As well as the Olympic track riders, there are a number of other cyclists with professional experience in Europe who are currently home-bound.
These include the likes of Auckland's Grace Anderson, who rode for UCI World Tour Be Pink last year and has been top-10 at the Santos Women's Tour, national representative Alicia Evans, who also rode on the UCI women's tour last year, and well-performed Hawke's Bay rider Kirsty McCallum.
Other key male senior riders include the in-form Glenn Haden, twice on the podium at the New Zealand Cycle Classic, Canterbury's Hugo Jones, Wellington's George Jackson, Black Spoke Pro Cycling riders Luke Mudgway, Joel Yates, Ethan Batt and Kiaan Watts along with well-known local rider Sam Shaw, a leading mountain biker who is a former Youth Olympian.

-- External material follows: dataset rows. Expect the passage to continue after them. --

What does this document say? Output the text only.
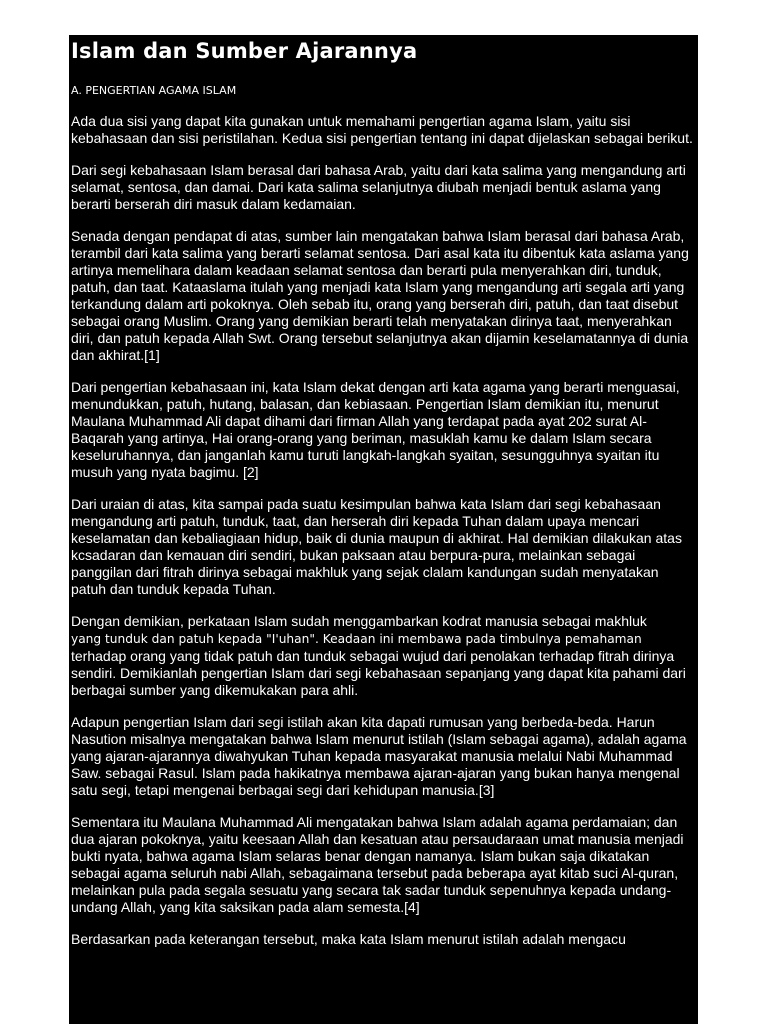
Islam dan Sumber Ajarannya
A. PENGERTIAN AGAMA ISLAM
Ada dua sisi yang dapat kita gunakan untuk memahami pengertian agama Islam, yaitu sisi kebahasaan dan sisi peristilahan. Kedua sisi pengertian tentang ini dapat dijelaskan sebagai berikut.
Dari segi kebahasaan Islam berasal dari bahasa Arab, yaitu dari kata salima yang mengandung arti selamat, sentosa, dan damai. Dari kata salima selanjutnya diubah menjadi bentuk aslama yang berarti berserah diri masuk dalam kedamaian.
Senada dengan pendapat di atas, sumber lain mengatakan bahwa Islam berasal dari bahasa Arab, terambil dari kata salima yang berarti selamat sentosa. Dari asal kata itu dibentuk kata aslama yang artinya memelihara dalam keadaan selamat sentosa dan berarti pula menyerahkan diri, tunduk, patuh, dan taat. Kataaslama itulah yang menjadi kata Islam yang mengandung arti segala arti yang terkandung dalam arti pokoknya. Oleh sebab itu, orang yang berserah diri, patuh, dan taat disebut sebagai orang Muslim. Orang yang demikian berarti telah menyatakan dirinya taat, menyerahkan diri, dan patuh kepada Allah Swt. Orang tersebut selanjutnya akan dijamin keselamatannya di dunia dan akhirat.[1]
Dari pengertian kebahasaan ini, kata Islam dekat dengan arti kata agama yang berarti menguasai, menundukkan, patuh, hutang, balasan, dan kebiasaan. Pengertian Islam demikian itu, menurut Maulana Muhammad Ali dapat dihami dari firman Allah yang terdapat pada ayat 202 surat Al-Baqarah yang artinya, Hai orang-orang yang beriman, masuklah kamu ke dalam Islam secara keseluruhannya, dan janganlah kamu turuti langkah-langkah syaitan, sesungguhnya syaitan itu musuh yang nyata bagimu. [2]
Dari uraian di atas, kita sampai pada suatu kesimpulan bahwa kata Islam dari segi kebahasaan mengandung arti patuh, tunduk, taat, dan herserah diri kepada Tuhan dalam upaya mencari keselamatan dan kebaliagiaan hidup, baik di dunia maupun di akhirat. Hal demikian dilakukan atas kcsadaran dan kemauan diri sendiri, bukan paksaan atau berpura-pura, melainkan sebagai panggilan dari fitrah dirinya sebagai makhluk yang sejak clalam kandungan sudah menyatakan patuh dan tunduk kepada Tuhan.
Dengan demikian, perkataan Islam sudah menggambarkan kodrat manusia sebagai makhluk
yang tunduk dan patuh kepada "I'uhan". Keadaan ini membawa pada timbulnya pemahaman
terhadap orang yang tidak patuh dan tunduk sebagai wujud dari penolakan terhadap fitrah dirinya sendiri. Demikianlah pengertian Islam dari segi kebahasaan sepanjang yang dapat kita pahami dari berbagai sumber yang dikemukakan para ahli.
Adapun pengertian Islam dari segi istilah akan kita dapati rumusan yang berbeda-beda. Harun Nasution misalnya mengatakan bahwa Islam menurut istilah (Islam sebagai agama), adalah agama yang ajaran-ajarannya diwahyukan Tuhan kepada masyarakat manusia melalui Nabi Muhammad Saw. sebagai Rasul. Islam pada hakikatnya membawa ajaran-ajaran yang bukan hanya mengenal satu segi, tetapi mengenai berbagai segi dari kehidupan manusia.[3]
Sementara itu Maulana Muhammad Ali mengatakan bahwa Islam adalah agama perdamaian; dan dua ajaran pokoknya, yaitu keesaan Allah dan kesatuan atau persaudaraan umat manusia menjadi bukti nyata, bahwa agama Islam selaras benar dengan namanya. Islam bukan saja dikatakan sebagai agama seluruh nabi Allah, sebagaimana tersebut pada beberapa ayat kitab suci Al-quran, melainkan pula pada segala sesuatu yang secara tak sadar tunduk sepenuhnya kepada undang-undang Allah, yang kita saksikan pada alam semesta.[4]
Berdasarkan pada keterangan tersebut, maka kata Islam menurut istilah adalah mengacu
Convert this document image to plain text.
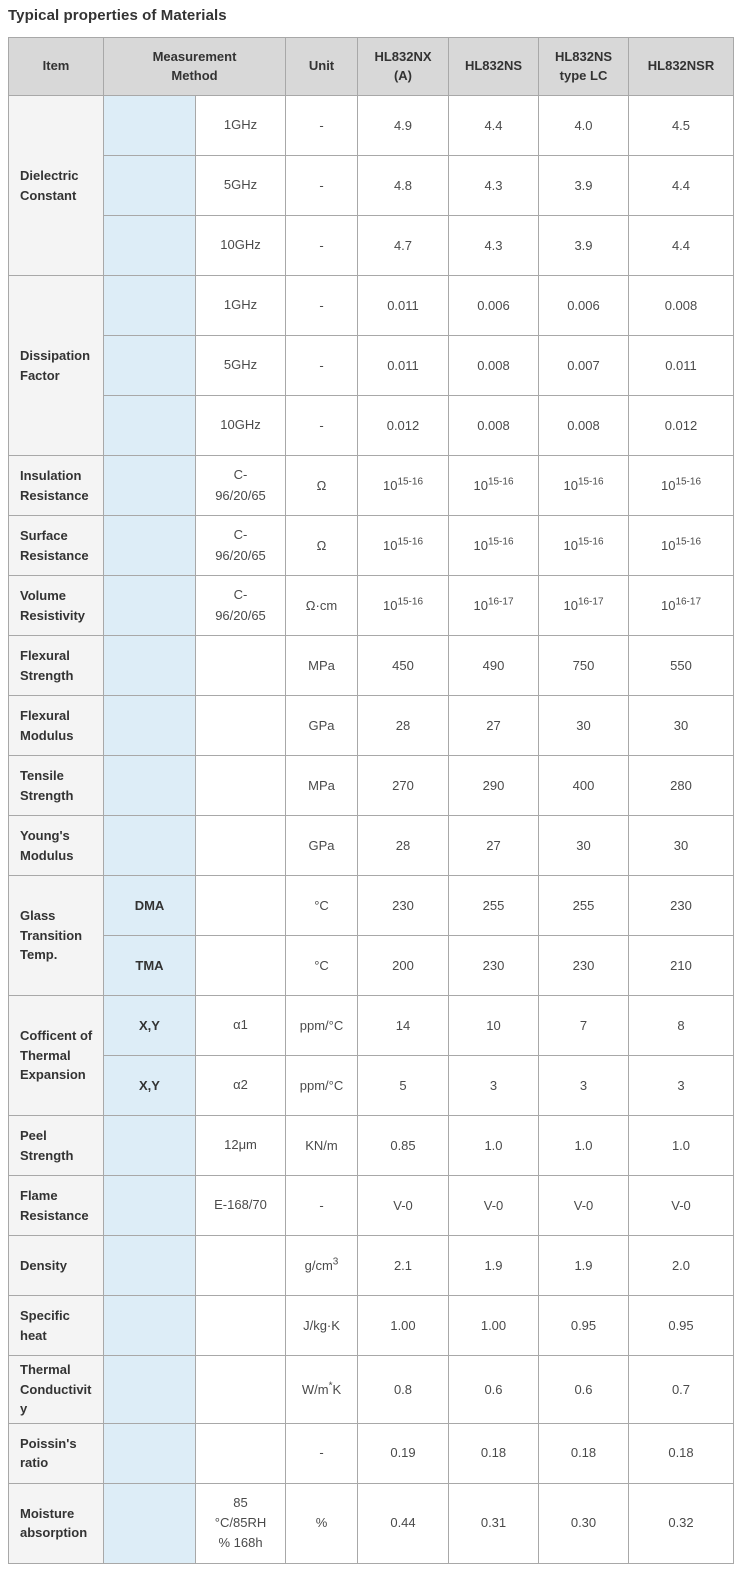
Typical properties of Materials
Item	Measurement Method		Unit	HL832NX (A)	HL832NS	HL832NS type LC	HL832NSR
Dielectric Constant		1GHz	-	4.9	4.4	4.0	4.5
		5GHz	-	4.8	4.3	3.9	4.4
		10GHz	-	4.7	4.3	3.9	4.4
Dissipation Factor		1GHz	-	0.011	0.006	0.006	0.008
		5GHz	-	0.011	0.008	0.007	0.011
		10GHz	-	0.012	0.008	0.008	0.012
Insulation Resistance		C-96/20/65	Ω	10$^{15-16}$	10$^{15-16}$	10$^{15-16}$	10$^{15-16}$
Surface Resistance		C-96/20/65	Ω	10$^{15-16}$	10$^{15-16}$	10$^{15-16}$	10$^{15-16}$
Volume Resistivity		C-96/20/65	Ω·cm	10$^{15-16}$	10$^{16-17}$	10$^{16-17}$	10$^{16-17}$
Flexural Strength			MPa	450	490	750	550
Flexural Modulus			GPa	28	27	30	30
Tensile Strength			MPa	270	290	400	280
Young's Modulus			GPa	28	27	30	30
Glass Transition Temp.	DMA		°C	230	255	255	230
	TMA		°C	200	230	230	210
Cofficent of Thermal Expansion	X,Y	α1	ppm/°C	14	10	7	8
	X,Y	α2	ppm/°C	5	3	3	3
Peel Strength		12μm	KN/m	0.85	1.0	1.0	1.0
Flame Resistance		E-168/70	-	V-0	V-0	V-0	V-0
Density			$g/cm^3$	2.1	1.9	1.9	2.0
Specific heat			J/kg·K	1.00	1.00	0.95	0.95
Thermal Conductivity			W/m*K	0.8	0.6	0.6	0.7
Poissin's ratio			-	0.19	0.18	0.18	0.18
Moisture absorption		85 °C/85RH% 168h	%	0.44	0.31	0.30	0.32
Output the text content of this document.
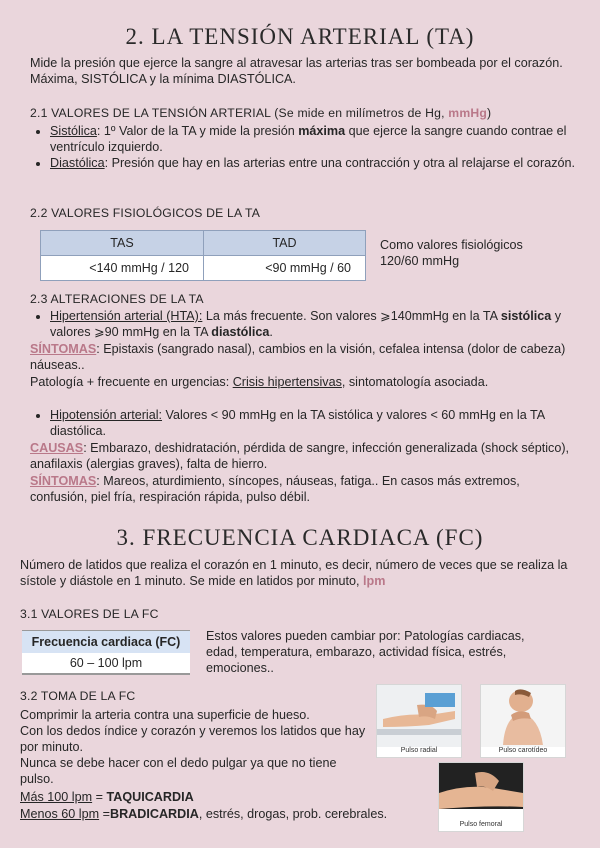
2. LA TENSIÓN ARTERIAL (TA)
Mide la presión que ejerce la sangre al atravesar las arterias tras ser bombeada por el corazón. Máxima, SISTÓLICA y la mínima DIASTÓLICA.
2.1 VALORES DE LA TENSIÓN ARTERIAL (Se mide en milímetros de Hg, mmHg)
• Sistólica: 1º Valor de la TA y mide la presión máxima que ejerce la sangre cuando contrae el ventrículo izquierdo.
• Diastólica: Presión que hay en las arterias entre una contracción y otra al relajarse el corazón.
2.2 VALORES FISIOLÓGICOS DE LA TA
TAS	TAD
<140 mmHg / 120	<90 mmHg / 60
Como valores fisiológicos 120/60 mmHg
2.3 ALTERACIONES DE LA TA
• Hipertensión arterial (HTA): La más frecuente. Son valores ⩾140mmHg en la TA sistólica y valores ⩾90 mmHg en la TA diastólica.
SÍNTOMAS: Epistaxis (sangrado nasal), cambios en la visión, cefalea intensa (dolor de cabeza) náuseas..
Patología + frecuente en urgencias: Crisis hipertensivas, sintomatología asociada.
• Hipotensión arterial: Valores < 90 mmHg en la TA sistólica y valores < 60 mmHg en la TA diastólica.
CAUSAS: Embarazo, deshidratación, pérdida de sangre, infección generalizada (shock séptico), anafilaxis (alergias graves), falta de hierro.
SÍNTOMAS: Mareos, aturdimiento, síncopes, náuseas, fatiga.. En casos más extremos, confusión, piel fría, respiración rápida, pulso débil.
3. FRECUENCIA CARDIACA (FC)
Número de latidos que realiza el corazón en 1 minuto, es decir, número de veces que se realiza la sístole y diástole en 1 minuto. Se mide en latidos por minuto, lpm
3.1 VALORES DE LA FC
Frecuencia cardiaca (FC)
60 – 100 lpm
Estos valores pueden cambiar por: Patologías cardiacas, edad, temperatura, embarazo, actividad física, estrés, emociones..
3.2 TOMA DE LA FC
Comprimir la arteria contra una superficie de hueso.
Con los dedos índice y corazón y veremos los latidos que hay por minuto.
Nunca se debe hacer con el dedo pulgar ya que no tiene pulso.
Más 100 lpm = TAQUICARDIA
Menos 60 lpm =BRADICARDIA, estrés, drogas, prob. cerebrales.
Pulso radial	Pulso carotídeo
Pulso femoral
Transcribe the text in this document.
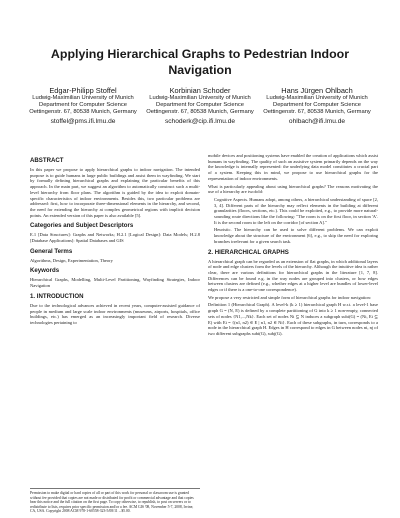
Applying Hierarchical Graphs to Pedestrian Indoor Navigation
Edgar-Philipp Stoffel
Ludwig-Maximilian University of Munich
Department for Computer Science
Oettingenstr. 67, 80538 Munich, Germany
stoffel@pms.ifi.lmu.de
Korbinian Schoder
Ludwig-Maximilian University of Munich
Department for Computer Science
Oettingenstr. 67, 80538 Munich, Germany
schoderk@cip.ifi.lmu.de
Hans Jürgen Ohlbach
Ludwig-Maximilian University of Munich
Department for Computer Science
Oettingenstr. 67, 80538 Munich, Germany
ohlbach@ifi.lmu.de
ABSTRACT

In this paper we propose to apply hierarchical graphs to indoor navigation. The intended purpose is to guide humans in large public buildings and assist them in wayfinding. We start by formally defining hierarchical graphs and explaining the particular benefits of this approach. In the main part, we suggest an algorithm to automatically construct such a multi-level hierarchy from floor plans. The algorithm is guided by the idea to exploit domain-specific characteristics of indoor environments. Besides this, two particular problems are addressed: first, how to incorporate three-dimensional elements in the hierarchy, and second, the need for extending the hierarchy at complex geometrical regions with implicit decision points. An extended version of this paper is also available [5].

Categories and Subject Descriptors

E.1 [Data Structures]: Graphs and Networks; H.2.1 [Logical Design]: Data Models; H.2.8 [Database Applications]: Spatial Databases and GIS

General Terms

Algorithms, Design, Experimentation, Theory

Keywords

Hierarchical Graphs, Modelling, Multi-Level Partitioning, Wayfinding Strategies, Indoor Navigation

1. INTRODUCTION

Due to the technological advances achieved in recent years, computer-assisted guidance of people in medium and large scale indoor environments (museums, airports, hospitals, office buildings, etc.) has emerged as an increasingly important field of research. Diverse technologies pertaining to

Permission to make digital or hard copies of all or part of this work for personal or classroom use is granted without fee provided that copies are not made or distributed for profit or commercial advantage and that copies bear this notice and the full citation on the first page. To copy otherwise, to republish, to post on servers or to redistribute to lists, requires prior specific permission and/or a fee. ACM GIS '08, November 5-7, 2008, Irvine, CA, USA. Copyright 2008 ACM 978-1-60558-323-5/08/11 ...$5.00.

mobile devices and positioning systems have enabled the creation of applications which assist humans in wayfinding. The quality of such an assistive system primarily depends on the way the knowledge is internally represented: the underlying data model constitutes a crucial part of a system. Keeping this in mind, we propose to use hierarchical graphs for the representation of indoor environments.

What is particularly appealing about using hierarchical graphs? The reasons motivating the use of a hierarchy are twofold:

Cognitive Aspects. Humans adopt, among others, a hierarchical understanding of space [2, 3, 4]. Different parts of the hierarchy may reflect elements in the building at different granularities (floors, sections, etc.). This could be exploited, e.g., to provide more natural-sounding route directions like the following: "The room is on the first floor, in section 'A'. It is the second room to the left on the corridor [of section A]."

Heuristic. The hierarchy can be used to solve different problems. We can exploit knowledge about the structure of the environment [6], e.g., to skip the need for exploring branches irrelevant for a given search task.

2. HIERARCHICAL GRAPHS

A hierarchical graph can be regarded as an extension of flat graphs, in which additional layers of node and edge clusters form the levels of the hierarchy. Although the intuitive idea is rather clear, there are various definitions for hierarchical graphs in the literature [1, 7, 8]. Differences can be found e.g. in the way nodes are grouped into clusters, or how edges between clusters are defined (e.g., whether edges at a higher level are bundles of lower-level edges or if there is a one-to-one correspondence).

We propose a very restricted and simple form of hierarchical graphs for indoor navigation:

Definition 1 (Hierarchical Graph). A level-k (k ≥ 1) hierarchical graph H w.r.t. a level-1 base graph G = (N, E) is defined by a complete partitioning of G into k ≥ 1 non-empty, connected sets of nodes {N1,...,Nk}. Each set of nodes Ni ⊆ N induces a subgraph subi(G) = (Ni, Ei ⊆ E) with Ei = {(n1, n2) ∈ E | n1, n2 ∈ Ni}. Each of these subgraphs, in turn, corresponds to a node in the hierarchical graph H. Edges in H correspond to edges in G between nodes ni, nj of two different subgraphs subi(G), subj(G).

Cycling is a sport for all ages, with seven riders entered in the men's 75-79 years age group and four in the women's 70-74 years category and more than 30 riders in the under-15 age group.
There is considerable interest in the Para-cycling riders, led by remarkable South Canterbury hand-cyclist Jonathan Nelson, fresh from his outstanding race record performance at the 192km K2 race around the Coromandel last weekend.
Rio Paralympian Fraser Sharp from Tauranga will compete in both road and time trial, while a number of para cyclists return to defend titles won in Waipukurau last year including Sarah Ellington (Auckland), Nicole Murray (Te Awamutu), Tiffiney Perry (Morrinsville Wheelers), Lindsay File (Te Awamutu) and Stephen Hills (Hawera).
Cycling is also a family sport, none more so than Auckland's Pawson family with Commonwealth Games medallist Tim and wife Penny, who is a Masters world champion on the track. They are competing with talented sons Bernard and Edward.
Amid a host of family connections competing this week is Counties Manukau's Denise and Colin Claxton, a masters world champion, both in the 70-74 years category, and Christchurch's mother and son, Sharon and Marc Prutton.
Sharon holds numerous records in the Coast to Coast, triathlon, and also world titles on the road, while son Marc is an accomplished triathlete and cyclist, and now a well-known coach, and guided the New Zealand team at this year's New Zealand Cycle Classic.
Racing starts with time trials on Friday from 9am and continues with road races across both Saturday and Sunday.
All races finish near the Waikite Valley School with road races on the weekend.